„Ich bin wie ein Aal, mich kann keiner greifen“

Als bislang einziger SPD-Mann auf weiter Flur kandidiert Stephan Frey gegen den amtierenden Innenminister Ralf Stegner um den SPD-Parteivorsitz in Schleswig-Holstein – und glaubt, ihm damit einen Gefallen zu tun

taz: Herr Frey, seit Ihrer überraschenden Kandidatur für den SPD-Vorsitz in Schleswig-Holstein erleben Sie vermutlich turbulente Tage.

Stephan Frey: Es geht. Aus der Partei redet zurzeit keiner mit mir, es sind noch alle in Urlaub. Aber dass es Wirbel geben würde, war mir klar. Ich bin schon lange politisch aktiv, und ich habe den Zeitpunkt in diesen nachrichtenarmen Tagen überlegt gewählt.

Es war keine spontane Entscheidung nach dem zweiten Glas Sekt in der Neujahrsnacht?

Nein. Auslöser war eine Aussage des amtierenden Parteivorsitzenden Claus Möller, er hätte nichts dagegen, wenn es mehr Bewerber geben würde. Die politischen Schwergewichte trauen sich offenbar nicht, also habe ich, als völlig Unbekannter ohne jedes Gewicht, mein Recht als Parteimitglied wahrgenommen.

Sie sagen, Sie wollen keine Spaltung der Partei. Aber mit Ihrer Gegenkandidatur beschädigen Sie doch den Favoriten Stegner?

Nicht unbedingt. Es kann sogar sein, dass Leute, die Stegner eigentlich nicht wollen, ihn lieber wählen als mich. Ich will eine Polarisierung der Partei, ich will klare Mehrheiten. Würde Ralf Stegner ohne einen Gegenkandidaten ein schlechtes Ergebnis erzielen, würde ihn das weit mehr schwächen. Ich will nicht, dass ein Schwergewicht, ein politisches Talent, verbrannt wird.

Also ist es eine Pro-Stegner-Kandidatur?

Nein. Ich kenne Herrn Stegner gar nicht persönlich, wir haben da auch nichts abgesprochen. Ich rechne mir schon gewisse Chancen aus, denn ich weiß, dass seine manchmal etwas ruppige Art bei der Basis nicht gut ankommt. Und er repräsentiert die Große Koalition und muss deren Entscheidungen vertreten.

Sie haben eine bewegte politische Karriere hinter sich, waren erst bei den Grünen, dann in der SPD, später wieder bei den Grünen aktiv – warum?

Aus der SPD ausgetreten bin ich wegen der Asylpolitik. Auch so genannte Wirtschaftsflüchtlinge sind für mich politisch Verfolgte, denn natürlich ist es Politik, wenn ein Staat Waffen kauft, statt seine Bevölkerung zu ernähren. Ich bin in dieser Frage meinem Gewissen gefolgt, ich hatte damals mehrere Ämter in der SPD, von denen ich zurückgetreten bin.
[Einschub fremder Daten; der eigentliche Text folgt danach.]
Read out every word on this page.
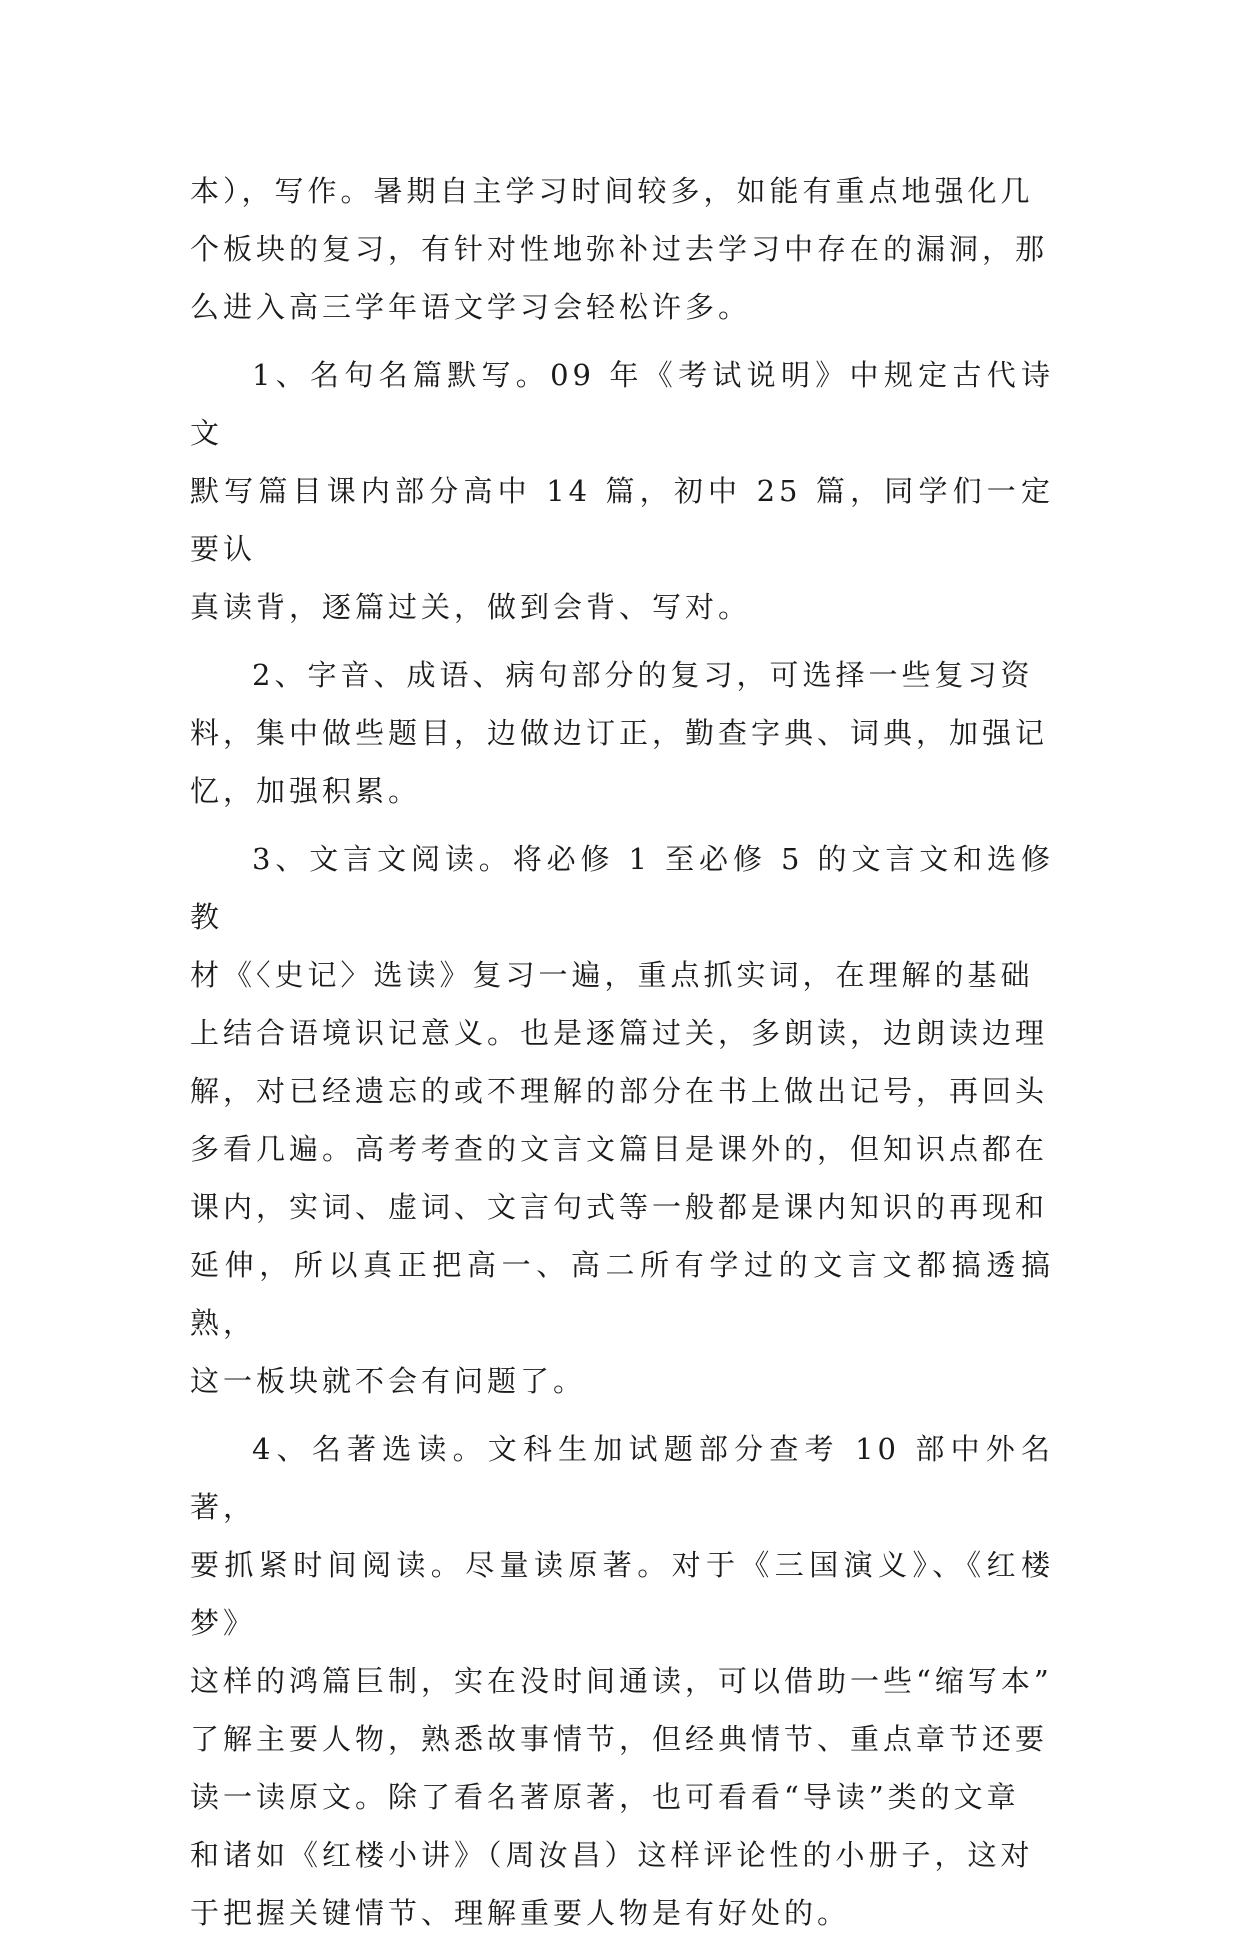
本），写作。暑期自主学习时间较多，如能有重点地强化几
个板块的复习，有针对性地弥补过去学习中存在的漏洞，那
么进入高三学年语文学习会轻松许多。

1、名句名篇默写。09 年《考试说明》中规定古代诗文
默写篇目课内部分高中 14 篇，初中 25 篇，同学们一定要认
真读背，逐篇过关，做到会背、写对。

2、字音、成语、病句部分的复习，可选择一些复习资
料，集中做些题目，边做边订正，勤查字典、词典，加强记
忆，加强积累。

3、文言文阅读。将必修 1 至必修 5 的文言文和选修教
材《〈史记〉选读》复习一遍，重点抓实词，在理解的基础
上结合语境识记意义。也是逐篇过关，多朗读，边朗读边理
解，对已经遗忘的或不理解的部分在书上做出记号，再回头
多看几遍。高考考查的文言文篇目是课外的，但知识点都在
课内，实词、虚词、文言句式等一般都是课内知识的再现和
延伸，所以真正把高一、高二所有学过的文言文都搞透搞熟，
这一板块就不会有问题了。

4、名著选读。文科生加试题部分查考 10 部中外名著，
要抓紧时间阅读。尽量读原著。对于《三国演义》、《红楼梦》
这样的鸿篇巨制，实在没时间通读，可以借助一些“缩写本”
了解主要人物，熟悉故事情节，但经典情节、重点章节还要
读一读原文。除了看名著原著，也可看看“导读”类的文章
和诸如《红楼小讲》（周汝昌）这样评论性的小册子，这对
于把握关键情节、理解重要人物是有好处的。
Aber als Vorsitzender können Sie schlecht das Parteibuch zurückgeben, wenn Ihnen eine Entscheidung missfällt.

Als Vorsitzender hat man einen anderen Stand, man kann frühzeitig seine Positionen einbringen. Und nein: Ich werde die Partei nicht verlassen. Zu den Grünen gibt es keinen Weg zurück, die sind mir zu neoliberal geworden, und die Meinungen der PDS sind nicht durchzusetzen.

Die Chance, dass Sie tatsächlich gewählt werden, ist minimal. Was versprechen Sie sich von diesem Schritt?

Zurzeit habe ich tatsächlich null Chancen, etwas anderes zu sagen, wäre Größenwahn. Aber ich will mich bei den Ortsvereinen vorstellen und kann vielleicht einige überzeugen. Mir ist schon klar, dass auch jetzt hinter den Kulissen geplant und geredet wird. Aber ich habe nichts zu verlieren – ich bin wie ein Aal, mich kann keiner greifen.

Trotzdem: Sie werden durch die Kandidatur bekannt. Sehen Sie das als Sprungbrett?

Ich will Archäologe werden und strebe kein politisches Amt mehr an – eigentlich zeigt das meine Kandidatur sogar. Denn nach dieser Aktion bin ich in der Partei auf Jahre hinaus verschrieen. Aber ich bin eben Idealist und kein Stratege.